In the middle of the COVID-19 pandemic, two cases of a different virus might seem like a blip on the radar of a public health official.
But Spokane Health Officer Dr. Bob Lutz is concerned by the new cases of hepatitis A among the region’s homeless. The viral liver disease that can cause severe symptoms and sometimes death.
Hepatitis A has been a major focus of public health officials since the number of cases began to rise last year. There have now been 90 confirmed cases in Spokane County, and the disease remains stubbornly resistant to the efforts to stamp it out.
The Spokane Regional Health District’s hepatitis A outreach efforts, and its response to the spread of the disease, have had to shift as it pours resources into its battle with the coronavirus.
One man is currently hospitalized with hepatitis A and a woman was released from isolation this week, according to Lutz, who has warned that the virus can spread rapidly through the homeless community.
“Neither of them had been vaccinated, which for us is the big red flag,” Lutz said.
The health district has worked diligently to provide more than 1,000 vaccinations for hepatitis A to homeless people, who represent the overwhelming majority of diagnosed cases locally, and to others.
The efforts have helped stem the spread of the disease. Since peaking at 20 identified cases last October, there were five in February, two in March and two so far this month.
But outreach efforts have been hampered by COVID-19.
“We’ve not been able to do any street outreach, any kind of work with the shelters,” Lutz said. “Our concern is that with all the focus on COVID, we’re going to have people at risk.”
While homelessness is not in and of itself a risk factor, it “amplifies the likelihood” of transmission, Lutz said. The health district’s primary response has been to provide vaccinations and to stress the importance – and availability of – sanitation at local shelters.
The virus is spread when a person ingests it through fecal matter present on a surface, according to the Centers for Disease Control and Prevention. That’s a concern for people who are homeless and often do not have easy access to basic sanitation.
For the unsheltered, the COVID-19 pandemic has made access to sanitation even more difficult, Lutz noted. Park bathrooms are not open, and many businesses have shut down.
King County has seen a recent uptick in hepatitis A cases, leading some local leaders to call for the reopening of public restrooms, the Seattle Times reported last week.
Jewels Helping Hands operates the city’s warming center on Cannon Street and a temporary shelter inside the downtown Spokane Public Library.
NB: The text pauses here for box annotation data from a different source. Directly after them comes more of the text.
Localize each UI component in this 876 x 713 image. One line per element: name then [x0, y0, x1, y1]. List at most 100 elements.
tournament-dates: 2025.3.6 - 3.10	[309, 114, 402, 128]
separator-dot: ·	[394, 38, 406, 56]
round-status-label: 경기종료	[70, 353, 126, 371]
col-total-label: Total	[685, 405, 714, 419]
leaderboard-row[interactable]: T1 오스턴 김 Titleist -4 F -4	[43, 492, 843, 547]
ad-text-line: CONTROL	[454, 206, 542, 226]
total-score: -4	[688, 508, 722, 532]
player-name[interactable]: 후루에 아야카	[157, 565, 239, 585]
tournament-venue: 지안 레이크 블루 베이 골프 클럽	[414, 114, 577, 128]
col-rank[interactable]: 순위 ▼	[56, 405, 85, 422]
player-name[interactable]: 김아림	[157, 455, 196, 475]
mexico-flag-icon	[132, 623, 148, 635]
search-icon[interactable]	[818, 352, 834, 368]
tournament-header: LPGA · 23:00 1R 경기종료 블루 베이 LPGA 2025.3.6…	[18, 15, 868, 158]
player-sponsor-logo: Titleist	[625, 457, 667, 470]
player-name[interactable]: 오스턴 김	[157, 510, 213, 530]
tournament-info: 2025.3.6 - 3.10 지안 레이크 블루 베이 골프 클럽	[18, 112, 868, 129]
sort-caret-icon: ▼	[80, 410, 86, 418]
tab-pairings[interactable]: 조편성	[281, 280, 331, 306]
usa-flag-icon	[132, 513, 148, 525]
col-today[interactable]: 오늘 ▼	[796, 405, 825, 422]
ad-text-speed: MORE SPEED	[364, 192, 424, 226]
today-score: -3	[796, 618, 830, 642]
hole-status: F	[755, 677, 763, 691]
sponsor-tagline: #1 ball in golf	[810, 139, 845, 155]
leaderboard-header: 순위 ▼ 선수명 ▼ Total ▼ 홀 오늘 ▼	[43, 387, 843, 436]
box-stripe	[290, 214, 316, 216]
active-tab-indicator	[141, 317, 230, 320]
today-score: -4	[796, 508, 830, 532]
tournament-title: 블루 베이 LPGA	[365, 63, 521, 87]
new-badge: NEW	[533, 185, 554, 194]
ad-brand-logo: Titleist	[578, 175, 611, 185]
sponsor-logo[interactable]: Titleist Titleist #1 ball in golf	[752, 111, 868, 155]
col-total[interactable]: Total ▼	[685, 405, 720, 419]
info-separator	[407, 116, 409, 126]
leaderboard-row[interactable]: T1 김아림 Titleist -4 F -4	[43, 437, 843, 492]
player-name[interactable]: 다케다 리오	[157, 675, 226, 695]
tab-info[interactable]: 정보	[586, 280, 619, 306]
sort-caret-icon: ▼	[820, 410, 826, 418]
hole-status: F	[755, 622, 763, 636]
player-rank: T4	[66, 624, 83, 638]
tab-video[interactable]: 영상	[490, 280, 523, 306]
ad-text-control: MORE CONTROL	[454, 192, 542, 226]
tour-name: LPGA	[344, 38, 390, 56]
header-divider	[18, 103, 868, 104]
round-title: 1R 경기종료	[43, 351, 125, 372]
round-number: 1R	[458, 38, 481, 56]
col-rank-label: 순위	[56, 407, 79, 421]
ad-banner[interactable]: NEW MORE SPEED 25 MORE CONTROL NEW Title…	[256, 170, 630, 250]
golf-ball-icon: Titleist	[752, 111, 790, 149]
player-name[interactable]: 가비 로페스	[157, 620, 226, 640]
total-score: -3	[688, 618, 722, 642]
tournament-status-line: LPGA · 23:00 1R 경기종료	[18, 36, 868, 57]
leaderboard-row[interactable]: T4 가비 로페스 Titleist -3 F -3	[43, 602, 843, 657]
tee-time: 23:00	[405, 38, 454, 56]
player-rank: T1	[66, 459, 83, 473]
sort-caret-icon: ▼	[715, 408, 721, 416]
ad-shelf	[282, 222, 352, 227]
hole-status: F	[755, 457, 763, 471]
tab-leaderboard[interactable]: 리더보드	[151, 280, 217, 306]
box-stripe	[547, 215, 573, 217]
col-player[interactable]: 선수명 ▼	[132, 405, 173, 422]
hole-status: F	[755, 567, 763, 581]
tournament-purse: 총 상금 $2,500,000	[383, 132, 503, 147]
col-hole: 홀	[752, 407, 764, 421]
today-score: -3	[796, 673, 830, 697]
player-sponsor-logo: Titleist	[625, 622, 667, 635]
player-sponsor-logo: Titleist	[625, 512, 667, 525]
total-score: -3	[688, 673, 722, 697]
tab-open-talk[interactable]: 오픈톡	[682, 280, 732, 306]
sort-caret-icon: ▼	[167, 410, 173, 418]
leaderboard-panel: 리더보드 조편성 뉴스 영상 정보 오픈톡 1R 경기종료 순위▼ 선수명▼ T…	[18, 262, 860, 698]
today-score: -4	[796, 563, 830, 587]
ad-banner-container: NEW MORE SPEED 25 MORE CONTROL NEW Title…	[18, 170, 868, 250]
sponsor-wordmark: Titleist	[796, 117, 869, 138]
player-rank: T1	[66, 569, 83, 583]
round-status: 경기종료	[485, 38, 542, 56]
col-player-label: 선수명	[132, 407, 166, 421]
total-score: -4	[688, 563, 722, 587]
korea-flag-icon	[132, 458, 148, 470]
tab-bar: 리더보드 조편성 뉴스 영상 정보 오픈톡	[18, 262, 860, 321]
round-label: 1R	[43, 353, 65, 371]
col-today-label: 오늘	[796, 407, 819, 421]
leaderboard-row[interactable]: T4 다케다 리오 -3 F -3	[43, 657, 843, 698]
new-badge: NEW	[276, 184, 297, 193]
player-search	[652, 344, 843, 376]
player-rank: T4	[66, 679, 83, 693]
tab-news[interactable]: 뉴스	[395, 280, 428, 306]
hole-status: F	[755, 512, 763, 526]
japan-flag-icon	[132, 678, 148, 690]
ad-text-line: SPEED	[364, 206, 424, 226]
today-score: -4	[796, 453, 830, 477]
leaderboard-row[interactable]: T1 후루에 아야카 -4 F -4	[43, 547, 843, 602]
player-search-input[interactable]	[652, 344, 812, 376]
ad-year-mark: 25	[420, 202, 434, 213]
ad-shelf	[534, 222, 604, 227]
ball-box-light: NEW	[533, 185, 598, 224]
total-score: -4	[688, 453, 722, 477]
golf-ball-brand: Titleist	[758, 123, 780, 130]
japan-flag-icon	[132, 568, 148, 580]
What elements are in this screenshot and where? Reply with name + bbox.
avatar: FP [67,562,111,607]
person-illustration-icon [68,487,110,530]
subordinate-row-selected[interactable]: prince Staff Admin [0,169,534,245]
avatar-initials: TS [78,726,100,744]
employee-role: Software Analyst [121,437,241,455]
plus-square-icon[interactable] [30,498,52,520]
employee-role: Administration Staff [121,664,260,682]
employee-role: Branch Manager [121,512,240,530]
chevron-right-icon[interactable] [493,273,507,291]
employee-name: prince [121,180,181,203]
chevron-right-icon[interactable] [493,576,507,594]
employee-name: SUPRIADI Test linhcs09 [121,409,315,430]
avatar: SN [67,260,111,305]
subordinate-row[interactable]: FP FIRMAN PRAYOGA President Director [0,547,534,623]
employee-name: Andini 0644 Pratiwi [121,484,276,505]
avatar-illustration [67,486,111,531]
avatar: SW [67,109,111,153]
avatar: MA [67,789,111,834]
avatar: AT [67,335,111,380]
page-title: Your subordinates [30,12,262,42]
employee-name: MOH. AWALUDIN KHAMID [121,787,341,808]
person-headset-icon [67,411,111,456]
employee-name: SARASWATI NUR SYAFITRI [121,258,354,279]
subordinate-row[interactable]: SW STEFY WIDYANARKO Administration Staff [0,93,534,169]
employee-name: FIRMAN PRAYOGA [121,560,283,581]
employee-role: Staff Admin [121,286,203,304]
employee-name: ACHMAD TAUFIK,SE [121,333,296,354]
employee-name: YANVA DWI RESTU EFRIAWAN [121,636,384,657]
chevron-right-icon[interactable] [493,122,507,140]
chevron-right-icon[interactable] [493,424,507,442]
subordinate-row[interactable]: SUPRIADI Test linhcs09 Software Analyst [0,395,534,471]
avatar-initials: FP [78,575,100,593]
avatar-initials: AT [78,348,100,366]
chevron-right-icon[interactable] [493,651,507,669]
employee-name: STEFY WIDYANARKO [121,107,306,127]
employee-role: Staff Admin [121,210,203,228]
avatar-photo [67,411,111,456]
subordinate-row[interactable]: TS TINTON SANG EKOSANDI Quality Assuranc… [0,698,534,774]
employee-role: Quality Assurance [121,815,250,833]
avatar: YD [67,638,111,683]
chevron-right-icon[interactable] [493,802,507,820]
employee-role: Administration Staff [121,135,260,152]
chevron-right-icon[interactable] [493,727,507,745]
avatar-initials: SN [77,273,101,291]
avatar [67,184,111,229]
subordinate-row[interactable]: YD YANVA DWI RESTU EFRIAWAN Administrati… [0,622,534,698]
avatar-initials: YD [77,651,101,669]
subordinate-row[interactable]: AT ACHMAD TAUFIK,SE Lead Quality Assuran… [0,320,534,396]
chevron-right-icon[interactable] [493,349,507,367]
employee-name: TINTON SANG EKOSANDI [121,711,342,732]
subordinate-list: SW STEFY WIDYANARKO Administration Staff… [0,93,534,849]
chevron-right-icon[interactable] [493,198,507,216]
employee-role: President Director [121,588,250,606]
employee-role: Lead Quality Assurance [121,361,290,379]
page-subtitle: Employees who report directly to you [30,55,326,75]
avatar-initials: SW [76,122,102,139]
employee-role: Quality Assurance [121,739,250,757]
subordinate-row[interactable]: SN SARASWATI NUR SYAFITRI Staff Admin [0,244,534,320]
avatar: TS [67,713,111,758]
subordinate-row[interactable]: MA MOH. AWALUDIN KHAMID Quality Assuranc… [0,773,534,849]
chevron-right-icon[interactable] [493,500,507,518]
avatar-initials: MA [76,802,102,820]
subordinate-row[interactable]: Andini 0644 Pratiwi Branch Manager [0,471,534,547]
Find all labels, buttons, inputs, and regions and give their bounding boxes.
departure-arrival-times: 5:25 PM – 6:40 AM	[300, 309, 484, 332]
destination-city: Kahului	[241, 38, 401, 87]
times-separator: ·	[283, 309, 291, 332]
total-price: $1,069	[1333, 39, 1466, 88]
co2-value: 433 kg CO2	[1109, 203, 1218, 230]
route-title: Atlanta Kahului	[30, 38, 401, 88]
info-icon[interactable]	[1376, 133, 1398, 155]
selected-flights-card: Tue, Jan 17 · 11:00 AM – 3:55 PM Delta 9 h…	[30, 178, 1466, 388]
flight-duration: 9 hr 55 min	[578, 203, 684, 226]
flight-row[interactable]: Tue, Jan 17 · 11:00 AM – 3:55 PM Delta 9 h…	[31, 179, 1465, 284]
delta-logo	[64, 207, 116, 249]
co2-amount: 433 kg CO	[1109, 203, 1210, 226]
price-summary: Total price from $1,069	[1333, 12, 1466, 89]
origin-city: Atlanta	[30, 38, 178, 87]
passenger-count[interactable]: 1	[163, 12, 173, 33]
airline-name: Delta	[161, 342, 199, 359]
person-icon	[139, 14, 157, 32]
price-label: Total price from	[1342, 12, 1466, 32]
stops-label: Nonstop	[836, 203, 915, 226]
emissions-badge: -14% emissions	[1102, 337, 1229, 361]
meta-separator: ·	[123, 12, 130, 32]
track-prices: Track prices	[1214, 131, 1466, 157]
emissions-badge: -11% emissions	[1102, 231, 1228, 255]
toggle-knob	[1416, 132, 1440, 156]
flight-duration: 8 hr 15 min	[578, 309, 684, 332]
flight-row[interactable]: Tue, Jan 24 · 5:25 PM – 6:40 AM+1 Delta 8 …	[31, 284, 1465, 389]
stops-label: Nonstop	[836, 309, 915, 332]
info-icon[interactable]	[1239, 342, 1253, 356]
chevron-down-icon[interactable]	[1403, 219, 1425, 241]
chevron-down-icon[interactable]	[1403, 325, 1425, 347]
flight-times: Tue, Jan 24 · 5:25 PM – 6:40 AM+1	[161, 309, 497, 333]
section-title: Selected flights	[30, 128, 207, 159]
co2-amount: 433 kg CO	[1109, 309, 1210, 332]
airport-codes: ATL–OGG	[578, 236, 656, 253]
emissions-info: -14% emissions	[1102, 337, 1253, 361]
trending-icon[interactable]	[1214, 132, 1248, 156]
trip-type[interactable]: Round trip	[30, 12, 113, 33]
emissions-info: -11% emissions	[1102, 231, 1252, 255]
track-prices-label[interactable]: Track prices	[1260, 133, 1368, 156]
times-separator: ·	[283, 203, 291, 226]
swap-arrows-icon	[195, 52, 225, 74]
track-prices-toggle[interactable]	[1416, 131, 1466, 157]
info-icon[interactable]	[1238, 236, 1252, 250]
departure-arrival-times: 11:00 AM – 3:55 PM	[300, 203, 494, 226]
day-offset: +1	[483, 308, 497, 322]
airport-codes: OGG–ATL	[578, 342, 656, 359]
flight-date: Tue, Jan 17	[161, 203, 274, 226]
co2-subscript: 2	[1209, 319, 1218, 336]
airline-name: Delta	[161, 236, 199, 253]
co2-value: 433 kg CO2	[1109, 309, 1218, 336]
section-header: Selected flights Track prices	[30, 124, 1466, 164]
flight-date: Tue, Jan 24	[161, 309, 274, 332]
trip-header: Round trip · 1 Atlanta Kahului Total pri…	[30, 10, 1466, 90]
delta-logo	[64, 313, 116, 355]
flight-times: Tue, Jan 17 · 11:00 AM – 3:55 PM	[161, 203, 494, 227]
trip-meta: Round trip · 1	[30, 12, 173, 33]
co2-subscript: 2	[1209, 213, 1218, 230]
People regularly using the shelter have been vaccinated, according to Jewels founder Julie Garcia.
The nonprofit is now focusing on outreach three nights a week with Spokane Neighborhood Action Partners, in an effort to connect the unsheltered homeless population with vaccines for hepatitis A or a test for COVID-19 if they are symptomatic.
“We have people who don’t ever access health care and don’t know this (coronavirus) spreads as fast as it does,” Garcia said.
Shelters like Jewels Helping Hands have strengthened their cleaning protocols and implemented stricter safety measures in response to the COVID-19 pandemic, but there are many people who are unsheltered. It was not immediately clear if the two people diagnosed with hepatitis A in Spokane this month were unsheltered or staying in an emergency shelter, Lutz said.
Based on the incubation period of the disease, Lutz is concerned that it has already been spreading through the community. Many may experience only mild symptoms and chalk it up to the stomach flu.
“This has just sort of been under the ground and behind the scenes,” he said. “This outbreak is not over, and we have to be on top of it.”